The sample application is implemented using a computer vision library (open cv) in Python. The camera feeds in live video frames which are iterated through to operate on individual frames. The individual frames which essentially are images, are fed into the YOLO model with pre trained weights, to classify multiple objects in the single frame. The network then labels each object in the image, alongside bounding boxes to give an idea of the object boundaries.

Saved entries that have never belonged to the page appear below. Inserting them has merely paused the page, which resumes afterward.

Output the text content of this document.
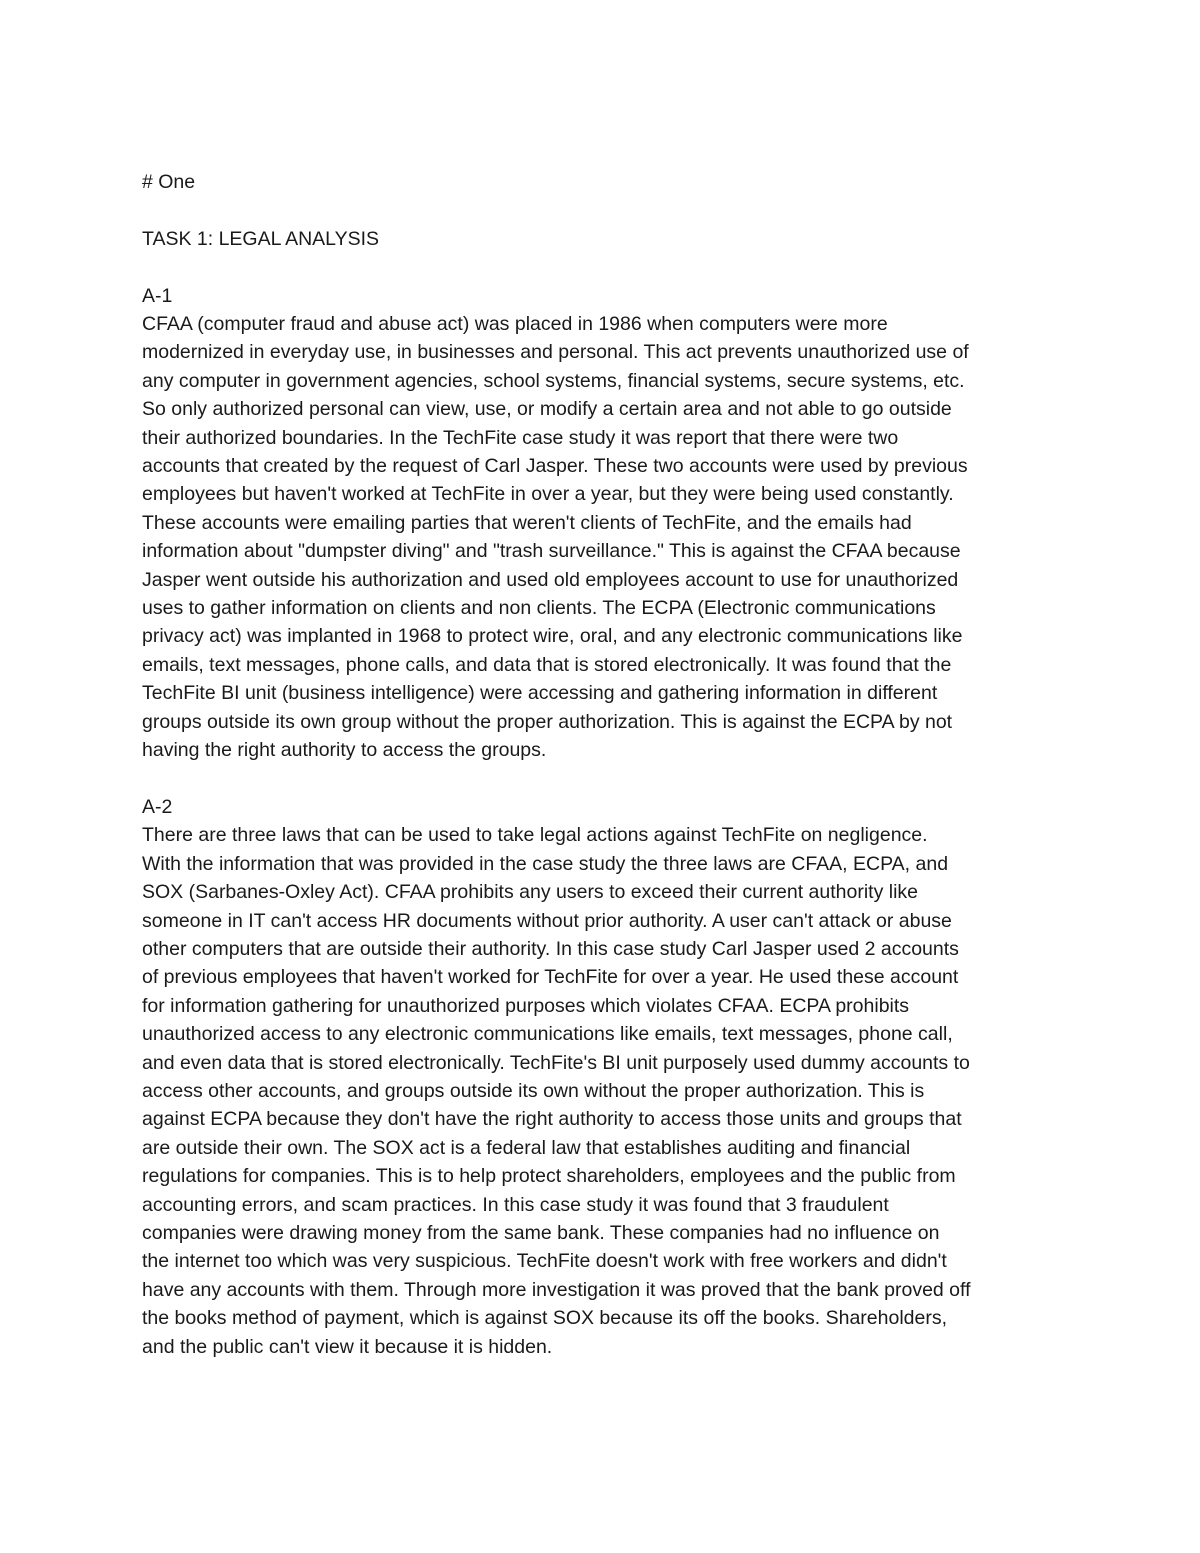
# One
TASK 1: LEGAL ANALYSIS
A-1
CFAA (computer fraud and abuse act) was placed in 1986 when computers were more
modernized in everyday use, in businesses and personal. This act prevents unauthorized use of
any computer in government agencies, school systems, financial systems, secure systems, etc.
So only authorized personal can view, use, or modify a certain area and not able to go outside
their authorized boundaries. In the TechFite case study it was report that there were two
accounts that created by the request of Carl Jasper. These two accounts were used by previous
employees but haven't worked at TechFite in over a year, but they were being used constantly.
These accounts were emailing parties that weren't clients of TechFite, and the emails had
information about "dumpster diving" and "trash surveillance." This is against the CFAA because
Jasper went outside his authorization and used old employees account to use for unauthorized
uses to gather information on clients and non clients. The ECPA (Electronic communications
privacy act) was implanted in 1968 to protect wire, oral, and any electronic communications like
emails, text messages, phone calls, and data that is stored electronically. It was found that the
TechFite BI unit (business intelligence) were accessing and gathering information in different
groups outside its own group without the proper authorization. This is against the ECPA by not
having the right authority to access the groups.
A-2
There are three laws that can be used to take legal actions against TechFite on negligence.
With the information that was provided in the case study the three laws are CFAA, ECPA, and
SOX (Sarbanes-Oxley Act). CFAA prohibits any users to exceed their current authority like
someone in IT can't access HR documents without prior authority. A user can't attack or abuse
other computers that are outside their authority. In this case study Carl Jasper used 2 accounts
of previous employees that haven't worked for TechFite for over a year. He used these account
for information gathering for unauthorized purposes which violates CFAA. ECPA prohibits
unauthorized access to any electronic communications like emails, text messages, phone call,
and even data that is stored electronically. TechFite's BI unit purposely used dummy accounts to
access other accounts, and groups outside its own without the proper authorization. This is
against ECPA because they don't have the right authority to access those units and groups that
are outside their own. The SOX act is a federal law that establishes auditing and financial
regulations for companies. This is to help protect shareholders, employees and the public from
accounting errors, and scam practices. In this case study it was found that 3 fraudulent
companies were drawing money from the same bank. These companies had no influence on
the internet too which was very suspicious. TechFite doesn't work with free workers and didn't
have any accounts with them. Through more investigation it was proved that the bank proved off
the books method of payment, which is against SOX because its off the books. Shareholders,
and the public can't view it because it is hidden.
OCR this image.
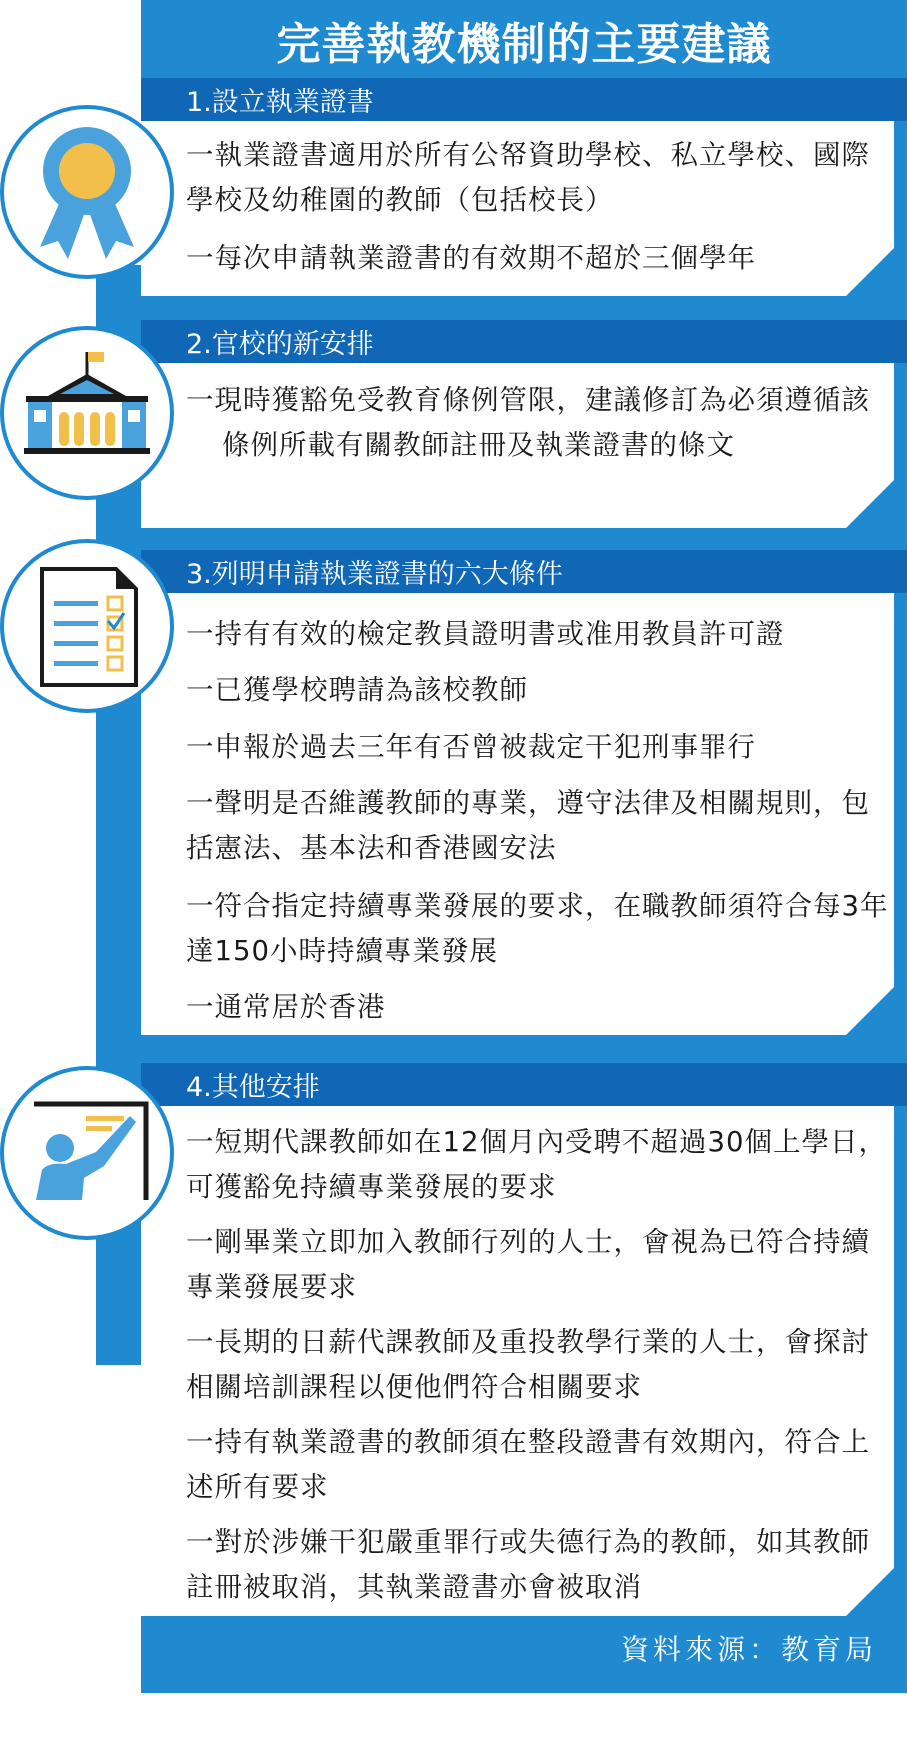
完善執教機制的主要建議
1.設立執業證書
一執業證書適用於所有公帑資助學校、私立學校、國際學校及幼稚園的教師（包括校長）
一每次申請執業證書的有效期不超於三個學年
2.官校的新安排
一現時獲豁免受教育條例管限，建議修訂為必須遵循該條例所載有關教師註冊及執業證書的條文
3.列明申請執業證書的六大條件
一持有有效的檢定教員證明書或准用教員許可證
一已獲學校聘請為該校教師
一申報於過去三年有否曾被裁定干犯刑事罪行
一聲明是否維護教師的專業，遵守法律及相關規則，包括憲法、基本法和香港國安法
一符合指定持續專業發展的要求，在職教師須符合每3年達150小時持續專業發展
一通常居於香港
4.其他安排
一短期代課教師如在12個月內受聘不超過30個上學日，可獲豁免持續專業發展的要求
一剛畢業立即加入教師行列的人士，會視為已符合持續專業發展要求
一長期的日薪代課教師及重投教學行業的人士，會探討相關培訓課程以便他們符合相關要求
一持有執業證書的教師須在整段證書有效期內，符合上述所有要求
一對於涉嫌干犯嚴重罪行或失德行為的教師，如其教師註冊被取消，其執業證書亦會被取消
資料來源：教育局
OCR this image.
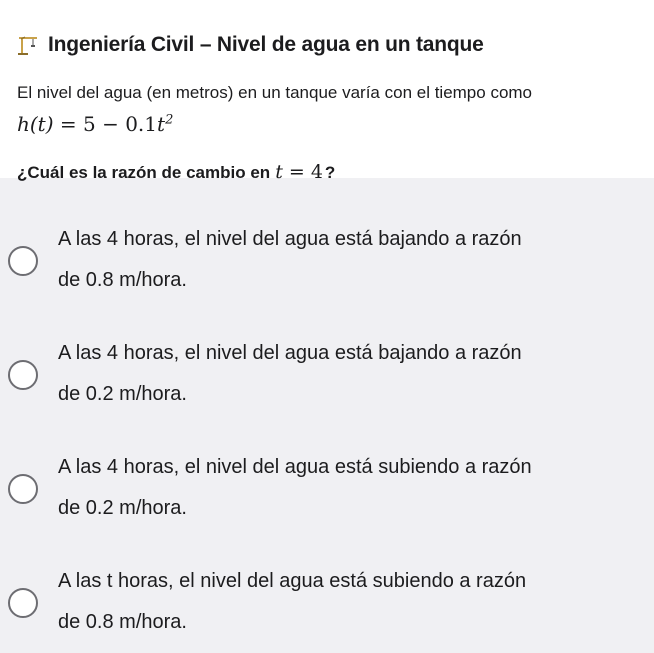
Ingeniería Civil – Nivel de agua en un tanque
El nivel del agua (en metros) en un tanque varía con el tiempo como
$h(t) = 5 - 0.1t^2$
¿Cuál es la razón de cambio en t = 4 ?
A las 4 horas, el nivel del agua está bajando a razón
de 0.8 m/hora.
A las 4 horas, el nivel del agua está bajando a razón
de 0.2 m/hora.
A las 4 horas, el nivel del agua está subiendo a razón
de 0.2 m/hora.
A las t horas, el nivel del agua está subiendo a razón
de 0.8 m/hora.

A YOLO model is built by training a convolutional neural network on thousands of annotated image data.
Human activity detection
The proof of concept of this idea is in the stage of development. The implementation borrows from a combination of multiple ideas of pose detection using PoseNet and frame classification using a convolution neural network. PoseNet is an existing model, trained on images of human body points, that can detect human poses and plot the body points on a frame. While CNN is an image classification model. Combining the two networks can plausibly detect human activity in real time. If the resulting model meets a certain accuracy, it can be used to detect anomalies in human activity such as a brawl in a pub.